An ad campaign supporting an upcoming abortion ballot initiative will be allowed to remain on the air, despite containing objectively false information about abortion laws in Florida.
Earlier this month, the Florida Department of Health sent a cease-and-desist letter to local TV stations over the ad from Floridians Protecting Freedom, which featured a woman named Caroline. Though the information in the ad was misleading at best, and intentionally dishonest at worst, a judge said it should still be allowed to air due to the coalition’s First Amendment rights.
“The government cannot excuse its indirect censorship of political speech simply by declaring the disfavored speech is ‘false,’” Judge Mark E. Walker wrote. “To keep it simple for the State of Florida: it’s the First Amendment, stupid.”
While the First Amendment does protect political speech, the problem with the ad is that it does, in fact, contain patent falsehoods, seemingly meant to scare voters into supporting the abortion amendment.
In the ad, a woman named Caroline says she was diagnosed with a brain tumor while pregnant, and had an abortion. Yet she claimed that current laws protecting preborn children in Florida would prevent her from having that abortion today. “The doctors knew if I did not end my pregnancy, I would lose my baby, I would lose my life and my daughter would lose her mom,” Caroline says in the ad. Then, the provably false claim: “Florida has now banned abortion even in cases like mine.”
As noted by Governor Ron DeSantis in response to the ad, state law actually does allow abortion for health emergencies. Regardless of Caroline’s specific situation, Florida’s law, HB7, which restricts abortion after the preborn child’s first detectable heartbeat, states that one of the exceptions to the law is when “There is a medical necessity for legitimate emergency medical procedures for termination of the pregnancy to save the pregnant woman’s life or avert a serious risk of imminent, substantial, and irreversible physical impairment of a major bodily function of the pregnant woman other than a psychological condition” (emphasis added).
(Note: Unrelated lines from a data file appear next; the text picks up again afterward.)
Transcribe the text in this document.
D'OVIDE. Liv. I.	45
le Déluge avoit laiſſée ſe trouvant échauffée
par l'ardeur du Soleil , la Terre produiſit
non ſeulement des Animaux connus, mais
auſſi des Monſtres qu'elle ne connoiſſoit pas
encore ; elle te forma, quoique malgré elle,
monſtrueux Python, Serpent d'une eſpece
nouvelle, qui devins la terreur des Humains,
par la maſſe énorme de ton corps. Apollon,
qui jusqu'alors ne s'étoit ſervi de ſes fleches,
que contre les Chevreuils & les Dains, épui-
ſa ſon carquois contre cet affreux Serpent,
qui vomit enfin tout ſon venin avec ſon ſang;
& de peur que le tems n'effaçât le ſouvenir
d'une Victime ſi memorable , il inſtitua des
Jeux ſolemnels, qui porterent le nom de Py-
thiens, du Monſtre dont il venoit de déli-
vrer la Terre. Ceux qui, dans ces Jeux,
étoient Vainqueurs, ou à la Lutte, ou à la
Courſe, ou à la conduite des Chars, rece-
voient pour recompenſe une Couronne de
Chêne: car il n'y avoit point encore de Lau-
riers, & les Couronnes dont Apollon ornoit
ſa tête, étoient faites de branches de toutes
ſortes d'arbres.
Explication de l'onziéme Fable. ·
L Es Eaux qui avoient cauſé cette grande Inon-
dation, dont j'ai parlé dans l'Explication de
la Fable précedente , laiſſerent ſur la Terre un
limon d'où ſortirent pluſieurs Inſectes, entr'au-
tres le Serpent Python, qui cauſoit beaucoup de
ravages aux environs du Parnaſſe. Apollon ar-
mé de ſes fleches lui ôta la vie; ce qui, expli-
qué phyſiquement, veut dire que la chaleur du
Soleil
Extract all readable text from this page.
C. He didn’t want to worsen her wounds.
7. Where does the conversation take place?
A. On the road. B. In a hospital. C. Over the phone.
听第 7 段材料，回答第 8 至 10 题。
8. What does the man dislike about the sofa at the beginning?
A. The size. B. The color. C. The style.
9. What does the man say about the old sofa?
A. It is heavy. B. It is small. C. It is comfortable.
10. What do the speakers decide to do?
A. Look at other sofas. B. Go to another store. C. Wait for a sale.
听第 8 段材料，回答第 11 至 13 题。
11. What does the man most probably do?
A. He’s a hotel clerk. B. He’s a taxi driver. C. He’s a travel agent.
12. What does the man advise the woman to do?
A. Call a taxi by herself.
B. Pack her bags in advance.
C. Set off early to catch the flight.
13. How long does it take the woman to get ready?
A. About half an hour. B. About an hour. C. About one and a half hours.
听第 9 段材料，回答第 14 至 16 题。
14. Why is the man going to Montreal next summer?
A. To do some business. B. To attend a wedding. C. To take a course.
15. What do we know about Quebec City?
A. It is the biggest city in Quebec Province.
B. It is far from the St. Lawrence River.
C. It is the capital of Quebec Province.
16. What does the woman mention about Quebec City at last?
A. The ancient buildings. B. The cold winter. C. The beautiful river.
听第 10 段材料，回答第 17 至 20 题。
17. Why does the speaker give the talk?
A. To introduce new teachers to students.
However, an induced abortion — the intentional and direct killing of a preborn child — would not have even been necessary to save Caroline’s life. By the time Caroline received her diagnosis, she was 21 weeks pregnant, which is far enough along that she could have undergone a preterm delivery if doctors felt the pregnancy would be too dangerous. This would have given both her and her baby the chance to survive.
Let’s be clear about what we mean by induced abortion:
Micro-preemies at 21 weeks are surviving more often, and there are six hospitals in Florida currently equipped to care for them. Even if her child had not survived the premature birth, it would still not have been an abortion, either; the goal would have been to save both lives, not to intentionally take one of them.
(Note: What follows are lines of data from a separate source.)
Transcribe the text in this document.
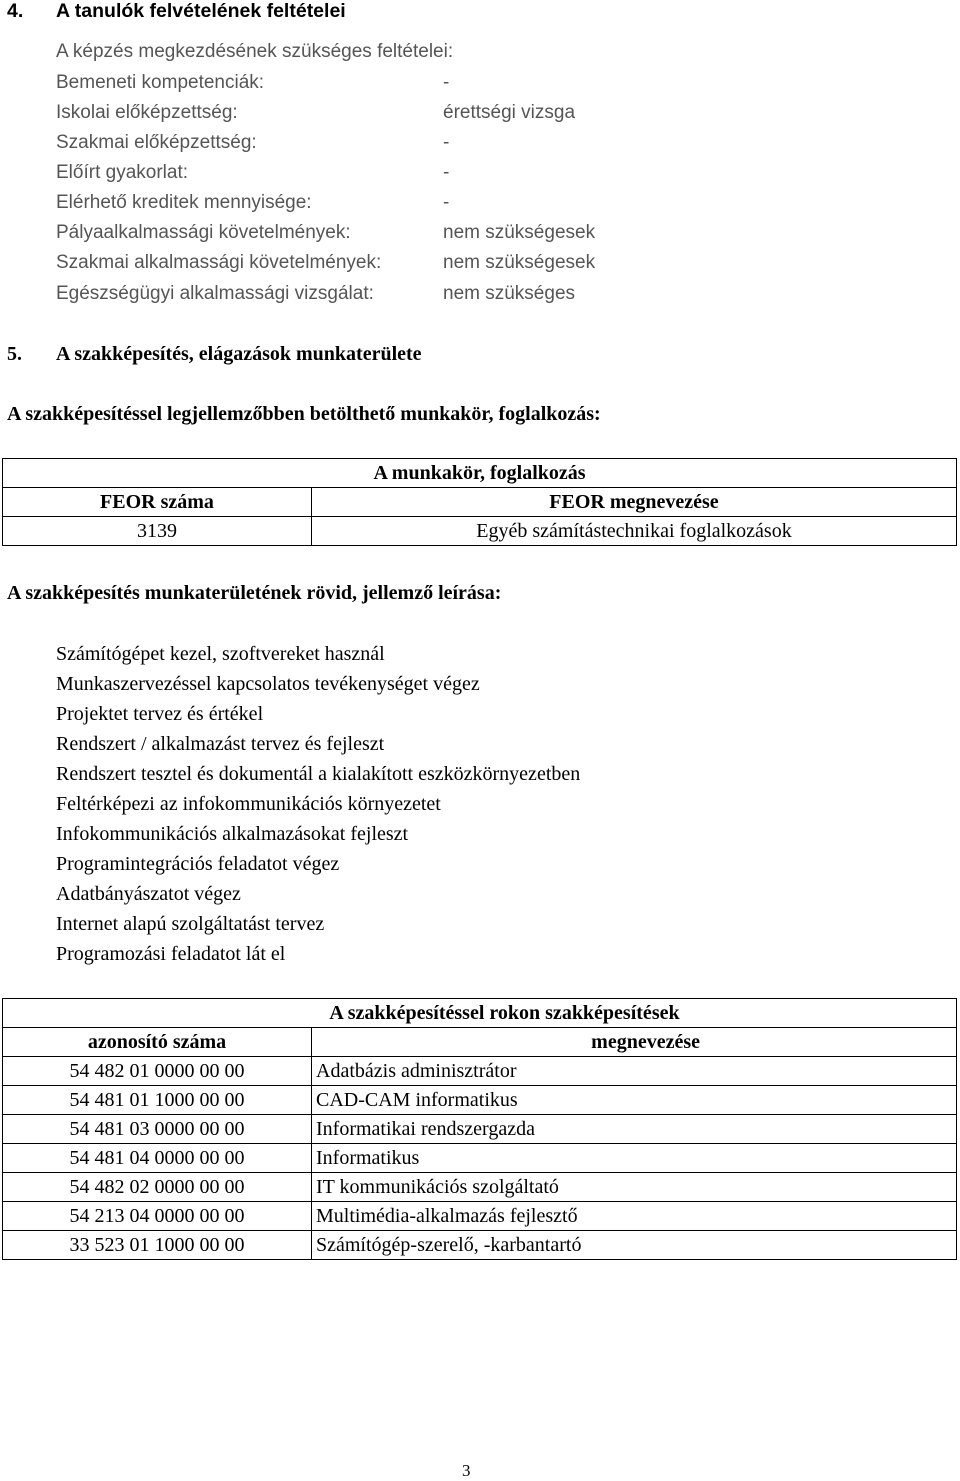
4. A tanulók felvételének feltételei
A képzés megkezdésének szükséges feltételei:
Bemeneti kompetenciák:	-
Iskolai előképzettség:	érettségi vizsga
Szakmai előképzettség:	-
Előírt gyakorlat:	-
Elérhető kreditek mennyisége:	-
Pályaalkalmassági követelmények:	nem szükségesek
Szakmai alkalmassági követelmények:	nem szükségesek
Egészségügyi alkalmassági vizsgálat:	nem szükséges
5. A szakképesítés, elágazások munkaterülete
A szakképesítéssel legjellemzőbben betölthető munkakör, foglalkozás:
A munkakör, foglalkozás	
FEOR száma	FEOR megnevezése
3139	Egyéb számítástechnikai foglalkozások
A szakképesítés munkaterületének rövid, jellemző leírása:
Számítógépet kezel, szoftvereket használ
Munkaszervezéssel kapcsolatos tevékenységet végez
Projektet tervez és értékel
Rendszert / alkalmazást tervez és fejleszt
Rendszert tesztel és dokumentál a kialakított eszközkörnyezetben
Feltérképezi az infokommunikációs környezetet
Infokommunikációs alkalmazásokat fejleszt
Programintegrációs feladatot végez
Adatbányászatot végez
Internet alapú szolgáltatást tervez
Programozási feladatot lát el
A szakképesítéssel rokon szakképesítések	
azonosító száma	megnevezése
54 482 01 0000 00 00	Adatbázis adminisztrátor
54 481 01 1000 00 00	CAD-CAM informatikus
54 481 03 0000 00 00	Informatikai rendszergazda
54 481 04 0000 00 00	Informatikus
54 482 02 0000 00 00	IT kommunikációs szolgáltató
54 213 04 0000 00 00	Multimédia-alkalmazás fejlesztő
33 523 01 1000 00 00	Számítógép-szerelő, -karbantartó
3
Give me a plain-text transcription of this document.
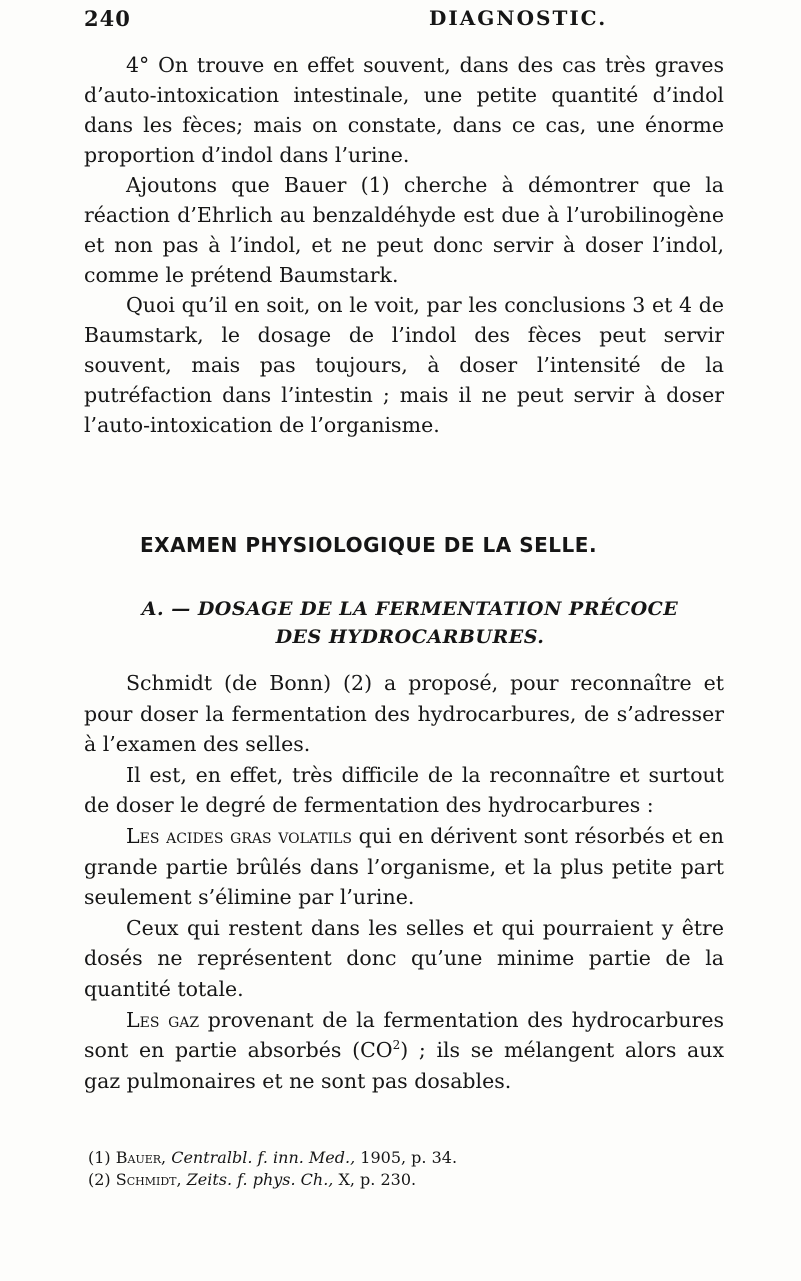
240	DIAGNOSTIC.

4° On trouve en effet souvent, dans des cas très graves d’auto-intoxication intestinale, une petite quantité d’indol dans les fèces; mais on constate, dans ce cas, une énorme proportion d’indol dans l’urine.

Ajoutons que Bauer (1) cherche à démontrer que la réaction d’Ehrlich au benzaldéhyde est due à l’urobilinogène et non pas à l’indol, et ne peut donc servir à doser l’indol, comme le prétend Baumstark.

Quoi qu’il en soit, on le voit, par les conclusions 3 et 4 de Baumstark, le dosage de l’indol des fèces peut servir souvent, mais pas toujours, à doser l’intensité de la putréfaction dans l’intestin ; mais il ne peut servir à doser l’auto-intoxication de l’organisme.

EXAMEN PHYSIOLOGIQUE DE LA SELLE.
A. — DOSAGE DE LA FERMENTATION PRÉCOCE
DES HYDROCARBURES.

Schmidt (de Bonn) (2) a proposé, pour reconnaître et pour doser la fermentation des hydrocarbures, de s’adresser à l’examen des selles.

Il est, en effet, très difficile de la reconnaître et surtout de doser le degré de fermentation des hydrocarbures :

Les acides gras volatils qui en dérivent sont résorbés et en grande partie brûlés dans l’organisme, et la plus petite part seulement s’élimine par l’urine.

Ceux qui restent dans les selles et qui pourraient y être dosés ne représentent donc qu’une minime partie de la quantité totale.

Les gaz provenant de la fermentation des hydrocarbures sont en partie absorbés $(CO^2)$ ; ils se mélangent alors aux gaz pulmonaires et ne sont pas dosables.

(1) Bauer, Centralbl. f. inn. Med., 1905, p. 34.
(2) Schmidt, Zeits. f. phys. Ch., X, p. 230.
Research has likewise found that pregnant women with glioblastomas can undergo brain surgery without risking their lives, or that of their babies. Abortion is not a recommended “treatment” for pregnant women with glioblastoma. It’s not known if Caroline was given this information by her doctors and simply chose to have an abortion anyway. But if she wasn’t, then she was utterly failed by her medical team.
Amendment 4 would make abortion a “right” in Florida’s constitution, adding the language: “No law shall prohibit, penalize, delay, or restrict abortion before viability or when necessary to protect the patient’s health, as determined by the patient’s health care provider” (emphasis added).
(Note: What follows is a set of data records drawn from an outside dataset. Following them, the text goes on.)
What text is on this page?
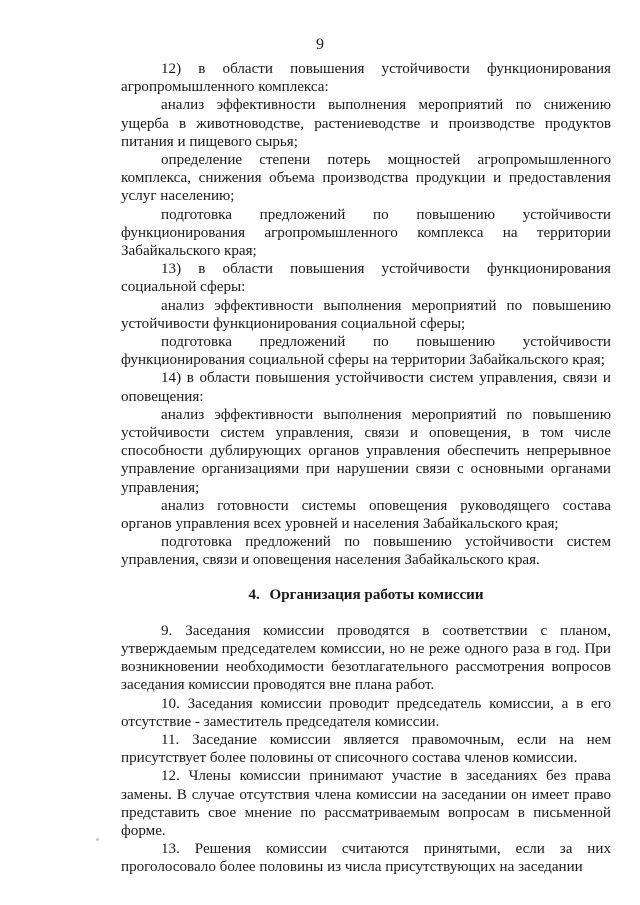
9

12) в области повышения устойчивости функционирования агропромышленного комплекса:

анализ эффективности выполнения мероприятий по снижению ущерба в животноводстве, растениеводстве и производстве продуктов питания и пищевого сырья;

определение степени потерь мощностей агропромышленного комплекса, снижения объема производства продукции и предоставления услуг населению;

подготовка предложений по повышению устойчивости функционирования агропромышленного комплекса на территории Забайкальского края;

13) в области повышения устойчивости функционирования социальной сферы:

анализ эффективности выполнения мероприятий по повышению устойчивости функционирования социальной сферы;

подготовка предложений по повышению устойчивости функционирования социальной сферы на территории Забайкальского края;

14) в области повышения устойчивости систем управления, связи и оповещения:

анализ эффективности выполнения мероприятий по повышению устойчивости систем управления, связи и оповещения, в том числе способности дублирующих органов управления обеспечить непрерывное управление организациями при нарушении связи с основными органами управления;

анализ готовности системы оповещения руководящего состава органов управления всех уровней и населения Забайкальского края;

подготовка предложений по повышению устойчивости систем управления, связи и оповещения населения Забайкальского края.

4. Организация работы комиссии

9. Заседания комиссии проводятся в соответствии с планом, утверждаемым председателем комиссии, но не реже одного раза в год. При возникновении необходимости безотлагательного рассмотрения вопросов заседания комиссии проводятся вне плана работ.

10. Заседания комиссии проводит председатель комиссии, а в его отсутствие - заместитель председателя комиссии.

11. Заседание комиссии является правомочным, если на нем присутствует более половины от списочного состава членов комиссии.

12. Члены комиссии принимают участие в заседаниях без права замены. В случае отсутствия члена комиссии на заседании он имеет право представить свое мнение по рассматриваемым вопросам в письменной форме.

13. Решения комиссии считаются принятыми, если за них проголосовало более половины из числа присутствующих на заседании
This language, which is extremely broad and vague, would allow abortions to be committed throughout all 40 weeks of pregnancy, so long as a doctor attests that the abortion is necessary for the mother’s “health.”
The goal of Amendment 4 is not to ensure that women with life-threatening pregnancy-related conditions, like ectopic pregnancy, can receive the legitimate medical treatment they need — because women can already get treatment for these things. It’s to make abortion not only legal, but widely available at any point during pregnancy due to broad language loopholes.
Floridians Protecting Freedom, the group behind the ad, was not being honest. Now, Judge Walker has laid the foundation for any political group to be allowed to blatantly lie to voters under the guise of free speech.